カフェ小舟のオーナーである越智夫妻は、二人ともプロの音楽家としての顔も持ち、ちょうど毎週火水木は東京などで音楽関係のお仕事をしているそう。その間、お店のシャッターが閉まったままではもったいないし景観も良くないので、地元で移動カフェや食事を提供している人たちに声をかけ、シェアカフェスペースとして場所を提供しているのだとか。
17年前に東京から越してきた越智夫妻が、カフェ小舟をオープンしたのは約2年半前。
いまは別の場所でコーヒー豆の焙煎のみを行っているコーヒー店、Table landのオーナーから、「カフェ店舗運営をやめて焙煎とイベント出店に専念する」という話を聞き、「こんな素敵な場所がなくなっちゃうのはもったいない。

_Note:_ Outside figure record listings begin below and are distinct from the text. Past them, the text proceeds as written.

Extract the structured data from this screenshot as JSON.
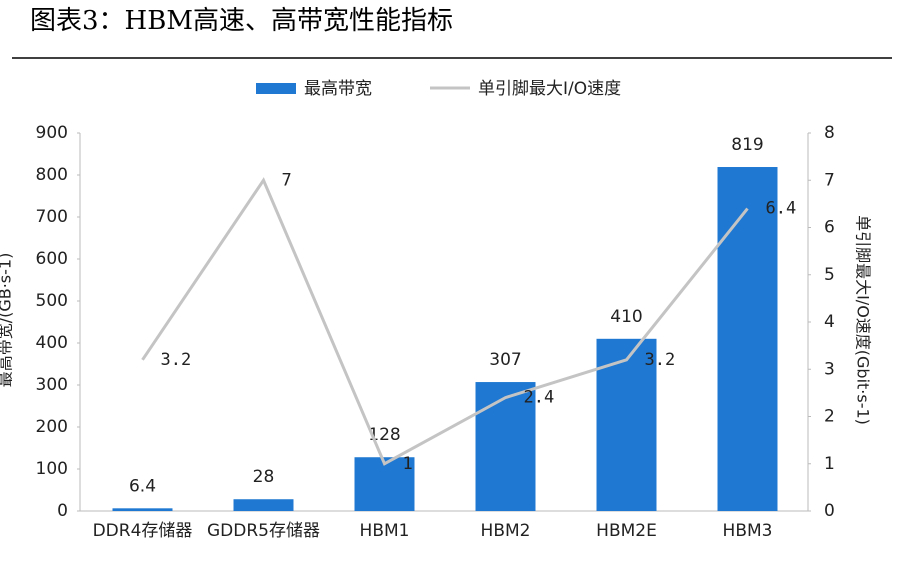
{
  "chart_data": {
    "type": "bar-line",
    "title": "图表3：HBM高速、高带宽性能指标",
    "y_label": "最高带宽/(GB·s-1)",
    "y2_label": "单引脚最大I/O速度(Gbit·s-1)",
    "categories": [
      "DDR4存储器",
      "GDDR5存储器",
      "HBM1",
      "HBM2",
      "HBM2E",
      "HBM3"
    ],
    "series": [
      {
        "name": "最高带宽",
        "color": "#1f78d1",
        "type": "bar",
        "values": [
          6.4,
          28,
          128,
          307,
          410,
          819
        ]
      },
      {
        "name": "单引脚最大I/O速度",
        "color": "#c4c4c4",
        "type": "line",
        "axis": "y2",
        "values": [
          3.2,
          7,
          1,
          2.4,
          3.2,
          6.4
        ]
      }
    ],
    "ylim": [
      0,
      900
    ],
    "yticks": [
      0,
      100,
      200,
      300,
      400,
      500,
      600,
      700,
      800,
      900
    ],
    "y2lim": [
      0,
      8
    ],
    "y2ticks": [
      0,
      1,
      2,
      3,
      4,
      5,
      6,
      7,
      8
    ],
    "legend": "top",
    "grid": false
  }
}
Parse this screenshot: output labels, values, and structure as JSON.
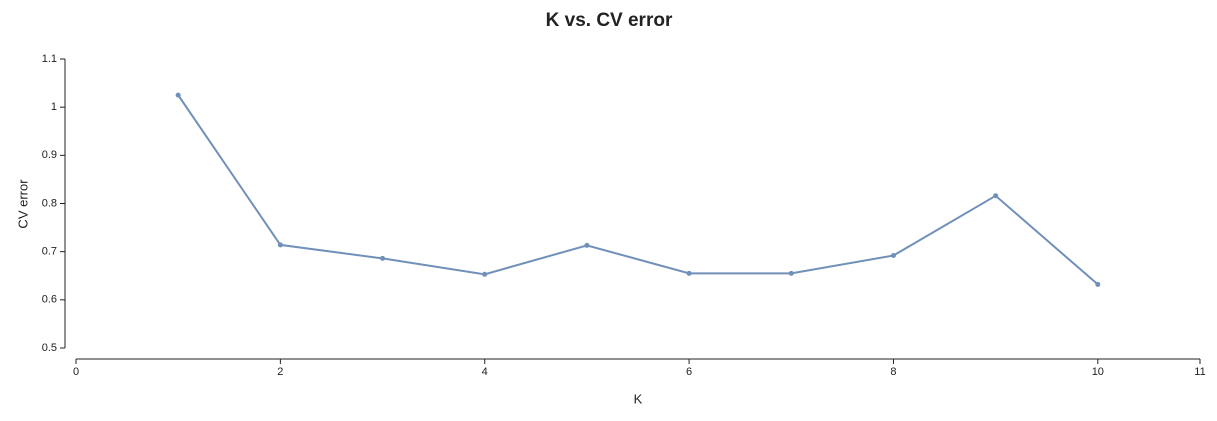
{
  "chart_data": {
    "type": "line",
    "title": "K vs. CV error",
    "x_label": "K",
    "y_label": "CV error",
    "x": [
      1,
      2,
      3,
      4,
      5,
      6,
      7,
      8,
      9,
      10
    ],
    "series": [
      {
        "name": "CV error",
        "color": "#7090b9",
        "values": [
          1.025,
          0.714,
          0.686,
          0.653,
          0.713,
          0.655,
          0.655,
          0.692,
          0.816,
          0.632
        ]
      }
    ],
    "xlim": [
      0,
      11
    ],
    "xticks": [
      0,
      2,
      4,
      6,
      8,
      10,
      11
    ],
    "ylim": [
      0.5,
      1.1
    ],
    "yticks": [
      0.5,
      0.6,
      0.7,
      0.8,
      0.9,
      1,
      1.1
    ]
  }
}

じゃあ私たちでやる?」と冗談半分に話していたところ、本当にやることに。
「二人とも本業があるので毎日開くのは無理だけど、自分自身、自宅や仕事場以外でコーヒーを飲む場所があることの魅力を知っていたし、そんな場所がなくなってしまうのはさみしいから、自分たちのペースでやってみようと思いました。」
と話してくれたのは妻のじゅんこさん。本業はボーカリストです。
「もともとカフェを開くことなんて考えてもいなかったけど、自分たちが東京から引っ越してきた時にとてもお世話になったお店があって。そのお店を通じていろいろな人に出会えたから、この土地での生活がある。この店も、カウンターを通じて地域の人たちに素敵な出会いを提供できるような場所になれば嬉しい。」
実際にこのカウンターに座った作家さん同士の素敵な出会いがきっかけで、富士見町にある出版社から版画作品の画集が発売されたことも。地域の人と人をつなぎ、新たな創造的活動が生まれる場として定着し始めているようです。
そんな越智夫妻に、山の近くでの生活が自身にどんな影響をもたらしているか、聞いてみました。
「毎日変化する天気や空気、風景が、自分の音楽的感覚を研ぎ澄ませてくれているように感じますね。自分たちの本職は音楽ですが、例えば窓から見える雨の様子や山々にかかる雲の形、木々の香りなど、東京では得られない、この生活から得られるものが、自分たちの五感に与える影響はとても大きいと思います。朝起きて外の風景を見た時、昨日と少し違った雰囲気を感じ取れる感覚って、とても幸せな感覚ですよね。」
「もし東京に残っていたら、たぶんカフェなんてやってなかったと思います。自分たちでやらなくても、良いものがたくさんありますから。この土地だから『やってみよう』と思えたのかもしれませんね。自分たちはもう若くはないし本業もあるので、いろいろなイベントへ出向いたりすることは難しいけど、このお店があれば、自分たちの本業である音楽も交えたイベントを開いたり、地元の人たちや県外の人と交流したり、人と人をつなげたり、色々な可能性があると思うんです。」
里山の中で、あくまで自分たちのペースで美味しいコーヒーを淹れながら、地域にとってのサロンとして根付きつつあるカフェ小舟。
都心のカフェももちろん良いですが、たまにはこんなカフェにフラッと訪れてみるのはいかがでしょう?
もしかしたら、あなたの五感を刺激する、素敵な出会いがあるかもしれません。